SALETÉ DES RUES.—CARDAGE DES MATELAS EN PLEIN AIR.—CHAUDRONNIERS AMBULANTS.—CONSTRUCTION DES MAISONS.—PAS D’ÉGOUTS.—MAUVAIS PAVÉ.—RÉVERBÈRES A L’HUILE.
Ma dernière lettre était sur les jardins des Tuileries, un sujet qui me fournit tant d’observations, que je crois que je laisserais mon enthousiasme m’entraîner aujourd’hui à en parler encore, si je n’avais point souci de la variété. Mon humeur, ou, si vous voulez, ma mauvaise humeur l’exigeant ainsi, je vous parlerai aujourd’hui de la police des rues à Paris.

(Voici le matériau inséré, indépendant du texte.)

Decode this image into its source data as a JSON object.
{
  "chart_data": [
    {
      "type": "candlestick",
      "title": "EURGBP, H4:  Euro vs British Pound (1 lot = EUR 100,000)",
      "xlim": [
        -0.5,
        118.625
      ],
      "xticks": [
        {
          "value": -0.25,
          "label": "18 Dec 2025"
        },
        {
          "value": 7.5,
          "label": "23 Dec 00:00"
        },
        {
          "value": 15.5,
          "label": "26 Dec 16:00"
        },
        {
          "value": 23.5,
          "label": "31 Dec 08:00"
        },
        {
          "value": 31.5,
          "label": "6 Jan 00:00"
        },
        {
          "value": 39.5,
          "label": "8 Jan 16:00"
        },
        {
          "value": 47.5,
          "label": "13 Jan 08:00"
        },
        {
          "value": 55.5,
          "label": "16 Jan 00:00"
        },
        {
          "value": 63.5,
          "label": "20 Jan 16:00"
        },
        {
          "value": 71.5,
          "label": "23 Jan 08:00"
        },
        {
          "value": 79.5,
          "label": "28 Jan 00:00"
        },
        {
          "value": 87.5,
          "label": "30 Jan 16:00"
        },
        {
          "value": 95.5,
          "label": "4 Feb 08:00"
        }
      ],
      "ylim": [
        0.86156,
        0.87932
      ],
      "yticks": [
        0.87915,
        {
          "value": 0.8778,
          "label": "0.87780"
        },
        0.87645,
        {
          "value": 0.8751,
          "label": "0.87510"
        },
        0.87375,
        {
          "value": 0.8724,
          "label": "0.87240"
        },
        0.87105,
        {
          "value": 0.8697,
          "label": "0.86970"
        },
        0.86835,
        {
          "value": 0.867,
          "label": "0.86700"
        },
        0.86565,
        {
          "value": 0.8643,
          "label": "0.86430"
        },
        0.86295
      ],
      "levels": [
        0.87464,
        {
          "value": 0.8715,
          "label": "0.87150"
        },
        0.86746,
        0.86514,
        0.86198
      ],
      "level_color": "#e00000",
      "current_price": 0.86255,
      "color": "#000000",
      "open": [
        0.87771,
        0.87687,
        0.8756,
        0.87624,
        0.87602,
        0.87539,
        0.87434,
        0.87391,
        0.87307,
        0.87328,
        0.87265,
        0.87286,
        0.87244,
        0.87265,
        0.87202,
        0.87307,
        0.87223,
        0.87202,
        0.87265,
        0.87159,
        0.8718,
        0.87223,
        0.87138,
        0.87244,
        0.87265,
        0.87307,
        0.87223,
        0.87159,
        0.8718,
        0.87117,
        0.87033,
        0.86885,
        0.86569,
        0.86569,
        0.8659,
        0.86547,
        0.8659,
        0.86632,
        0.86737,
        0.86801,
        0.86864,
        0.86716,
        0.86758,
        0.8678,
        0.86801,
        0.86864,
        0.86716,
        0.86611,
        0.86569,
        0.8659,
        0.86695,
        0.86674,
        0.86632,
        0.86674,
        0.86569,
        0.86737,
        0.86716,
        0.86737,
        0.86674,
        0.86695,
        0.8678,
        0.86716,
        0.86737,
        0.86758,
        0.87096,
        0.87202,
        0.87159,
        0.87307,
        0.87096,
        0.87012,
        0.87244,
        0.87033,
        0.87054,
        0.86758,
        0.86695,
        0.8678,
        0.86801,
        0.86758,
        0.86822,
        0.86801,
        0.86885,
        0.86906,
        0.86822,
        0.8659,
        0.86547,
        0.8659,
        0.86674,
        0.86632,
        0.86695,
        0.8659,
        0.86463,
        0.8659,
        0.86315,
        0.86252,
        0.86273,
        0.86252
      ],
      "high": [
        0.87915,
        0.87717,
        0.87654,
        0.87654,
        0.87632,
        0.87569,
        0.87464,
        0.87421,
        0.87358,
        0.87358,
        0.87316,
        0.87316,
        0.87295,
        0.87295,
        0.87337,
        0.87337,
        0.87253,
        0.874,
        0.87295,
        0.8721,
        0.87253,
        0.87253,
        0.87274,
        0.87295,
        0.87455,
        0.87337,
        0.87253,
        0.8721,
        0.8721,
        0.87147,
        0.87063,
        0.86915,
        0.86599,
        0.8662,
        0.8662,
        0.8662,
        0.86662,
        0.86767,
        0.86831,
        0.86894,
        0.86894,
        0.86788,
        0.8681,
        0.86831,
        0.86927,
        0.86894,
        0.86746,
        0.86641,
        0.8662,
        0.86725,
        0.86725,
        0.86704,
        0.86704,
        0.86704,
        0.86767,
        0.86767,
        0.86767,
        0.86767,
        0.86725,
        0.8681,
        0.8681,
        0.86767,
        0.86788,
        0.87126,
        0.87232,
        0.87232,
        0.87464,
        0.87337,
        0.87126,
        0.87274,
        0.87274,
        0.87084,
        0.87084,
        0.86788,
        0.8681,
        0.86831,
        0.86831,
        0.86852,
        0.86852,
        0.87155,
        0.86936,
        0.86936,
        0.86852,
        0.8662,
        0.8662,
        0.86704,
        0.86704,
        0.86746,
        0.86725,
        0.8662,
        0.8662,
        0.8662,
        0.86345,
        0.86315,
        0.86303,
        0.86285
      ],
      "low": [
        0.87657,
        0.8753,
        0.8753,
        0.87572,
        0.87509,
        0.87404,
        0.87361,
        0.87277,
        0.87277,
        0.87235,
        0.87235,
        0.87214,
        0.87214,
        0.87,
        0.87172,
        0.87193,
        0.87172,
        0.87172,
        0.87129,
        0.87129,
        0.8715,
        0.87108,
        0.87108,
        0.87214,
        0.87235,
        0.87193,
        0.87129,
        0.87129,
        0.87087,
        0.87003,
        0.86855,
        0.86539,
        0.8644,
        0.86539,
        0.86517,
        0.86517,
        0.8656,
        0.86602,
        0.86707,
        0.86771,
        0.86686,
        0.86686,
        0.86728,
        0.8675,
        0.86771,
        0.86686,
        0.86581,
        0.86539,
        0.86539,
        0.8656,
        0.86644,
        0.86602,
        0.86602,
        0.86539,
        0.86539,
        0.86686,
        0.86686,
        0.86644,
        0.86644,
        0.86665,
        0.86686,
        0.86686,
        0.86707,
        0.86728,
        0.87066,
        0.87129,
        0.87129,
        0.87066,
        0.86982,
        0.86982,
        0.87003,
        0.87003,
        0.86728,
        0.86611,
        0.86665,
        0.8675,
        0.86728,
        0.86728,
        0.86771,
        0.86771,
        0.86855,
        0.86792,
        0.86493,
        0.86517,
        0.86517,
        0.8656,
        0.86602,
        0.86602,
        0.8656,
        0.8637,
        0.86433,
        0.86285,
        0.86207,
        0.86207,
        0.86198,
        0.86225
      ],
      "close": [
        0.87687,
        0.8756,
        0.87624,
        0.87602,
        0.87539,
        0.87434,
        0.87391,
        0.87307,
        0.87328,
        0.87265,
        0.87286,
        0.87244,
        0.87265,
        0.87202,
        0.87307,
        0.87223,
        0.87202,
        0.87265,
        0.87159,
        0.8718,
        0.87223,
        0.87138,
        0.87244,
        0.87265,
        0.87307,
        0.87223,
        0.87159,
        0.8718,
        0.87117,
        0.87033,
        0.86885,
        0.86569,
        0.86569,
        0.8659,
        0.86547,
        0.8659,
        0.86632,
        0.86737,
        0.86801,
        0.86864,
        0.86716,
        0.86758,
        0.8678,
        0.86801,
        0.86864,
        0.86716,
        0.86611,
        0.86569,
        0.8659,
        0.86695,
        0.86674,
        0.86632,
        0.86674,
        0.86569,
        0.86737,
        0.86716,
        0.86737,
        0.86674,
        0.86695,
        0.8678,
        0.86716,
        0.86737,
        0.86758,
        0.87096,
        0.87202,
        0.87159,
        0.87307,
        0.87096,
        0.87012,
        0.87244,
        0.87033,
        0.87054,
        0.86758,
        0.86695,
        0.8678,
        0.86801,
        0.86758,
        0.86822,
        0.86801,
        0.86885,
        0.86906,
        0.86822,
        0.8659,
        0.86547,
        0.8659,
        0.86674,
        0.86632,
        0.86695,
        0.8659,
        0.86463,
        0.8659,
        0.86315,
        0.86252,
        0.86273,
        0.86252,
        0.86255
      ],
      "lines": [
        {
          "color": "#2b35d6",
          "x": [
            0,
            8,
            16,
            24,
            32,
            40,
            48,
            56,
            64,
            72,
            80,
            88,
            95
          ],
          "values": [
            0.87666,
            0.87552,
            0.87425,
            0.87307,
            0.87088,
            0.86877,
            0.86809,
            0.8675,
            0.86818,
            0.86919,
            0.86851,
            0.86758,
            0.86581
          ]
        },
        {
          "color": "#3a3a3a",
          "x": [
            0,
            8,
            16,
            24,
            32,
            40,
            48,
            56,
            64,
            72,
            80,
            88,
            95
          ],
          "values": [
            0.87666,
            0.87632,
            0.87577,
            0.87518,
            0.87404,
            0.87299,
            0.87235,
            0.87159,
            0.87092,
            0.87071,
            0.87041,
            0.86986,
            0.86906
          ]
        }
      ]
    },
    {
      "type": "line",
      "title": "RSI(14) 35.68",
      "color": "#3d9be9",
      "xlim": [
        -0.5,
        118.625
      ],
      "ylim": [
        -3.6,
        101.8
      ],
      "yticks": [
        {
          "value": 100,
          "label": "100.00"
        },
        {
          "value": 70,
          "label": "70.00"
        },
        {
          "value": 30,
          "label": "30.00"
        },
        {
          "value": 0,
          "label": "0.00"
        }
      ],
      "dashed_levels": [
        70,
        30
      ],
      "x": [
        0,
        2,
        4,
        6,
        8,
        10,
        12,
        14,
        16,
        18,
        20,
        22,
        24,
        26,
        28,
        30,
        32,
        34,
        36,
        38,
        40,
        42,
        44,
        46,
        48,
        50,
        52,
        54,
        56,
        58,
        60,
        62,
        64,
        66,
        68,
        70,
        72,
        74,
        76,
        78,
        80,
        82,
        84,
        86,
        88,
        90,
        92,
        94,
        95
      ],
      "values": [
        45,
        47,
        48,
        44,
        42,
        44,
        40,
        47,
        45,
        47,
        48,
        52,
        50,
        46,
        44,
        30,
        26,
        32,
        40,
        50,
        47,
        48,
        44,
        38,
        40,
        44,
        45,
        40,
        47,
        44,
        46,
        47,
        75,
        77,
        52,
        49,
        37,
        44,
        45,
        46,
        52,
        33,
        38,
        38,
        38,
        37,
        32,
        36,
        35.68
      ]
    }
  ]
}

Je ne vous dirai pas qu’elle est mauvaise, car je ne doute pas que beaucoup d’autres n’aient dit cela avant moi; mais je vous dirai que je la considère comme quelque chose de puissant, de mystérieux, d’incompréhensible et de parfaitement étonnant. Dans une ville où chaque chose, destinée à être vue, est obligée d’être un ornement gracieux; où les boutiques et les cafés ont l’air de palais de fée; où les places des marchés sont ornées de fontaines dans lesquelles les plus délicates naïades pourraient se baigner avec délices; dans une ville où les femmes sont trop délicates pour être tout à fait terrestres et les hommes trop raffinés et trop galants pour souffrir qu’un souffle impur s’approche d’elles; dans une ville comme celle-là, vous êtes choquée à chaque pas que vous faites, ou à chaque secousse de votre voiture, par la vue et l’odeur de mille choses qu’on ne saurait décrire.
LA RUE BASSE-DES-URSINS
(Par Trimolet) (Collection J. B.)
Chaque jour porte mon étonnement à un plus haut degré que le précédent, car chaque jour un nouveau fait me montre qu’une partie considérable du bonheur et de la facilité de la vie est détruite à Paris par la négligence et la mollesse de la police municipale, qui pourrait pourtant éviter aisément au peuple le plus élégant du monde le dégoût qu’il doit sentir de ce perpétuel outrage à la simple décence des rues.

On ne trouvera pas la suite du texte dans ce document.